Morneau, speaking to Bloomberg in Buenos Aires, said he hasn’t directly discussed the issue with the central bank, but he’s paying attention to its deliberations. The Bank of Canada has already begun the process of vetting ideas.
“We haven’t consciously sat down and thought about changing any part of the mandate but I think what the bank is demonstrating is a recognition that they need to think forward,” said Morneau, who was in the Argentine capital for meetings with his Group of 20 counterparts.
Canada’s economy has struggled for the past decade to grow at its potential, giving rise to speculation the central bank’s 2 percent target, in effect since the mid-1990s, should be revisited. Since the financial crisis, the bank has consistently undershot its inflation target.
Historically low interest rates also pose a problem, because they limit the amount of fire power central banks have in combating any future downturn.
“It’s worth recognizing that the environment the Bank of Canada is in is different today,” Morneau said, adding the current inflation targeting regime has largely been working.

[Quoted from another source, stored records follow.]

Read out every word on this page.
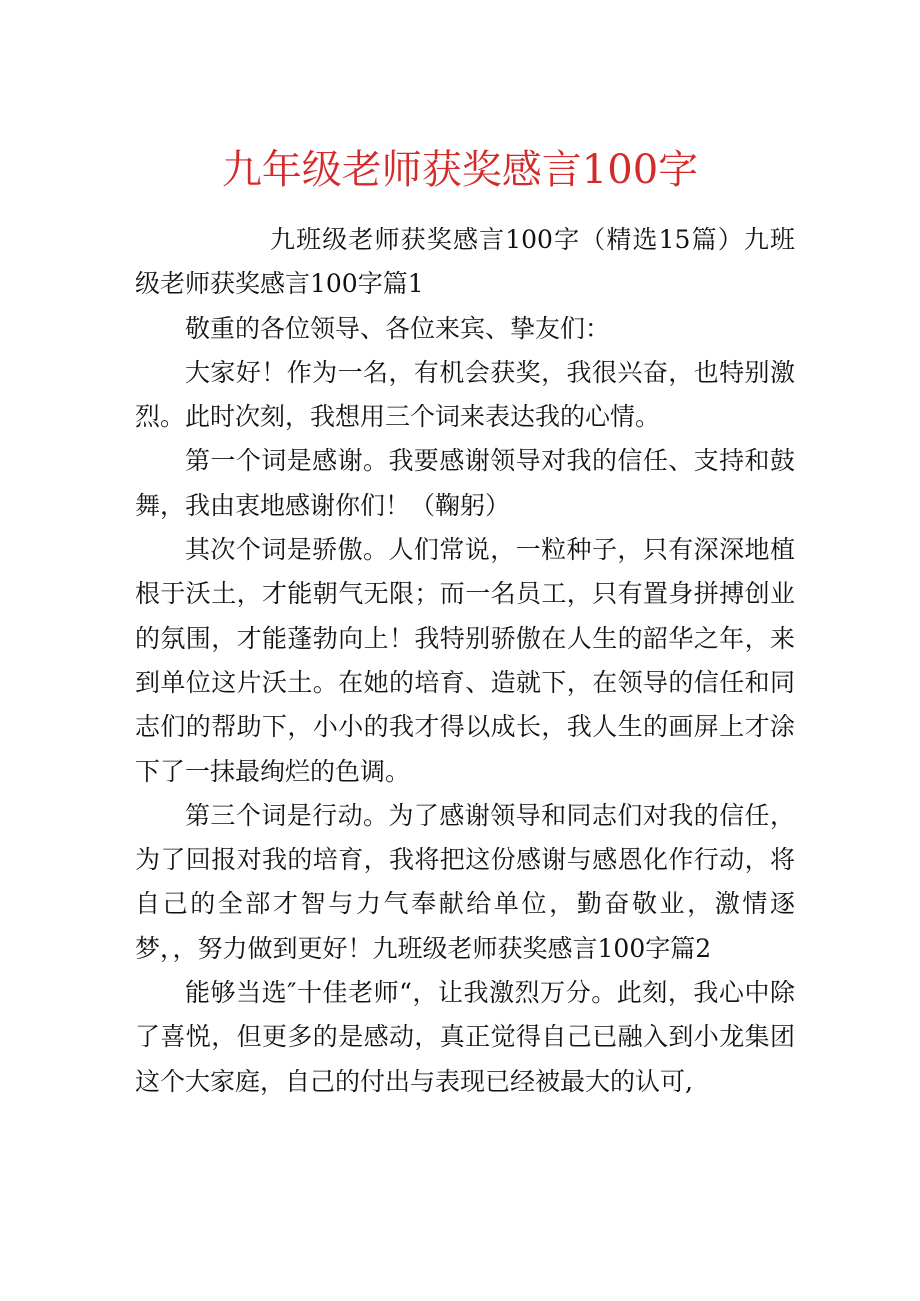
九年级老师获奖感言100字

九班级老师获奖感言100字（精选15篇）九班级老师获奖感言100字篇1

敬重的各位领导、各位来宾、挚友们：

大家好！作为一名，有机会获奖，我很兴奋，也特别激烈。此时次刻，我想用三个词来表达我的心情。

第一个词是感谢。我要感谢领导对我的信任、支持和鼓舞，我由衷地感谢你们！（鞠躬）

其次个词是骄傲。人们常说，一粒种子，只有深深地植根于沃土，才能朝气无限；而一名员工，只有置身拼搏创业的氛围，才能蓬勃向上！我特别骄傲在人生的韶华之年，来到单位这片沃土。在她的培育、造就下，在领导的信任和同志们的帮助下，小小的我才得以成长，我人生的画屏上才涂下了一抹最绚烂的色调。

第三个词是行动。为了感谢领导和同志们对我的信任，为了回报对我的培育，我将把这份感谢与感恩化作行动，将自己的全部才智与力气奉献给单位，勤奋敬业，激情逐梦，，努力做到更好！九班级老师获奖感言100字篇2

能够当选″十佳老师“，让我激烈万分。此刻，我心中除了喜悦，但更多的是感动，真正觉得自己已融入到小龙集团这个大家庭，自己的付出与表现已经被最大的认可,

Read more about the central bank’s latest thinking on inflation
There is flexibility built into the mandate that allows the central bank to keep inflation within a band of 1 percent to 3 percent. “The idea is flexibility around that band is an important part of their tool,” said Morneau.
The Bank of Canada reviews its policy framework every five years, and the next one will come after federal elections in 2019.

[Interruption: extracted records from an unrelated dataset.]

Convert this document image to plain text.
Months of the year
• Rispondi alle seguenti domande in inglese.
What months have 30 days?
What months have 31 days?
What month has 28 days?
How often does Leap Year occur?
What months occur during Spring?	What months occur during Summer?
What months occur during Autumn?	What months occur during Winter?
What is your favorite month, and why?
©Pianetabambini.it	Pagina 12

One of the central bank’s options is to raise the inflation target, which would produce looser policy. Another is to target output along with inflation.

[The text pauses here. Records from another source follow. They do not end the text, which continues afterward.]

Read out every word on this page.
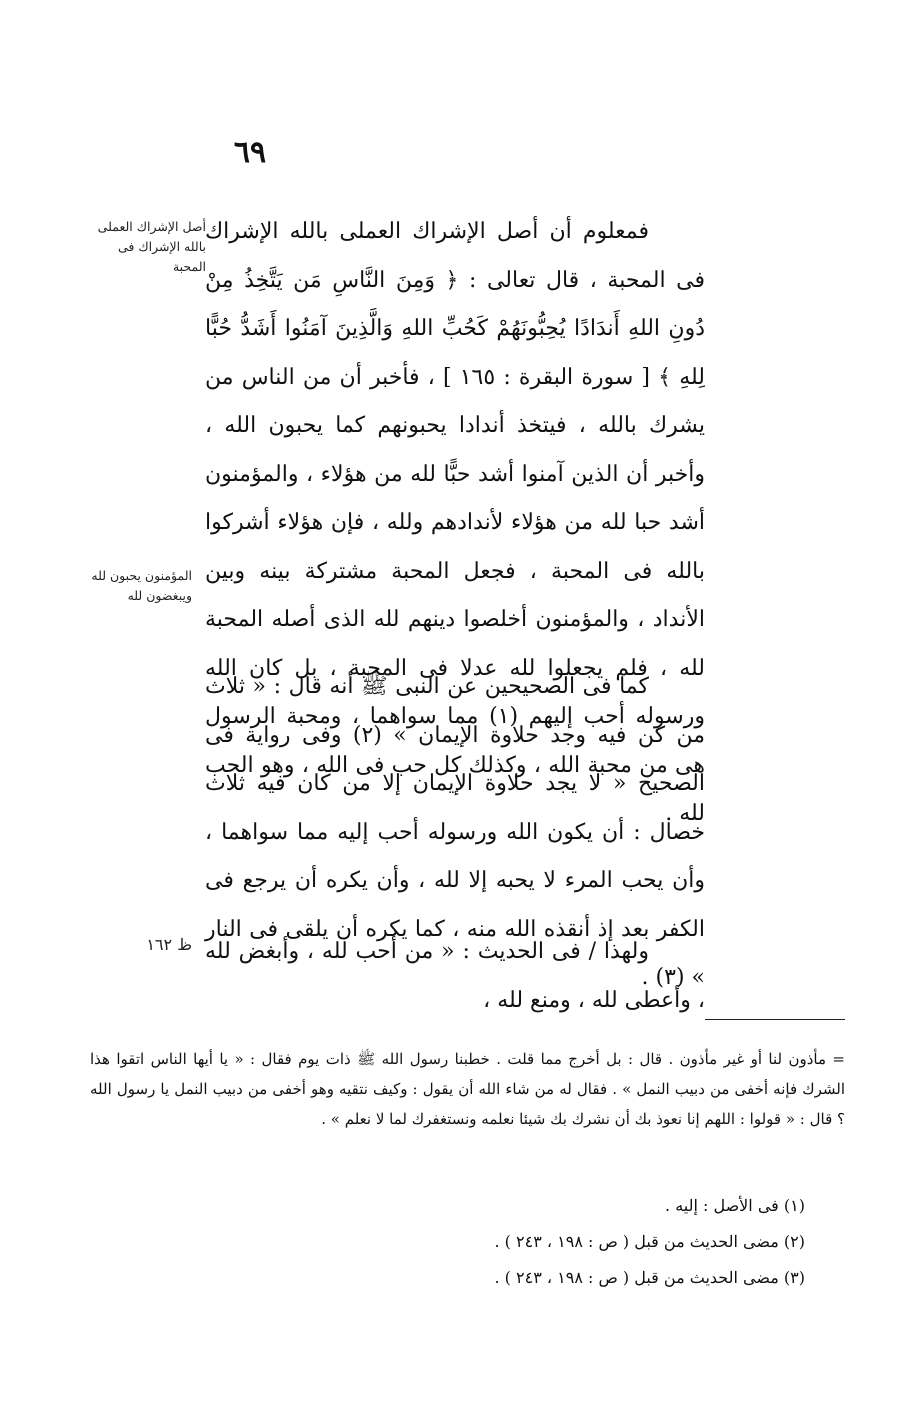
٦٩
أصل الإشراك العملى بالله الإشراك فى المحبة
المؤمنون يحبون لله ويبغضون لله
ظ ١٦٢

فمعلوم أن أصل الإشراك العملى بالله الإشراك فى المحبة ، قال تعالى : ﴿ وَمِنَ النَّاسِ مَن يَتَّخِذُ مِنْ دُونِ اللهِ أَندَادًا يُحِبُّونَهُمْ كَحُبِّ اللهِ وَالَّذِينَ آمَنُوا أَشَدُّ حُبًّا لِلهِ ﴾ [ سورة البقرة : ١٦٥ ] ، فأخبر أن من الناس من يشرك بالله ، فيتخذ أندادا يحبونهم كما يحبون الله ، وأخبر أن الذين آمنوا أشد حبًّا لله من هؤلاء ، والمؤمنون أشد حبا لله من هؤلاء لأندادهم ولله ، فإن هؤلاء أشركوا بالله فى المحبة ، فجعل المحبة مشتركة بينه وبين الأنداد ، والمؤمنون أخلصوا دينهم لله الذى أصله المحبة لله ، فلم يجعلوا لله عدلا فى المحبة ، بل كان الله ورسوله أحب إليهم (١) مما سواهما ، ومحبة الرسول هى من محبة الله ، وكذلك كل حب فى الله ، وهو الحب لله .

كما فى الصحيحين عن النبى ﷺ أنه قال : « ثلاث من كن فيه وجد حلاوة الإيمان » (٢) وفى رواية فى الصحيح « لا يجد حلاوة الإيمان إلا من كان فيه ثلاث خصال : أن يكون الله ورسوله أحب إليه مما سواهما ، وأن يحب المرء لا يحبه إلا لله ، وأن يكره أن يرجع فى الكفر بعد إذ أنقذه الله منه ، كما يكره أن يلقى فى النار » (٣) .

ولهذا / فى الحديث : « من أحب لله ، وأبغض لله ، وأعطى لله ، ومنع لله ،

= مأذون لنا أو غير مأذون . قال : بل أخرج مما قلت . خطبنا رسول الله ﷺ ذات يوم فقال : « يا أيها الناس اتقوا هذا الشرك فإنه أخفى من دبيب النمل » . فقال له من شاء الله أن يقول : وكيف نتقيه وهو أخفى من دبيب النمل يا رسول الله ؟ قال : « قولوا : اللهم إنا نعوذ بك أن نشرك بك شيئا نعلمه ونستغفرك لما لا نعلم » .

(١) فى الأصل : إليه .
(٢) مضى الحديث من قبل ( ص : ١٩٨ ، ٢٤٣ ) .
(٣) مضى الحديث من قبل ( ص : ١٩٨ ، ٢٤٣ ) .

Policy makers are also studying the potential benefits of more coordination with the federal government. For example, if officials determine more stimulus is needed but are worried lower interest rates would fuel household debt, the federal government could step in with more fiscal stimulus.
“I’m not dogmatic and I wouldn’t say our government is dogmatic but we would be very careful about instituting any change,” he said.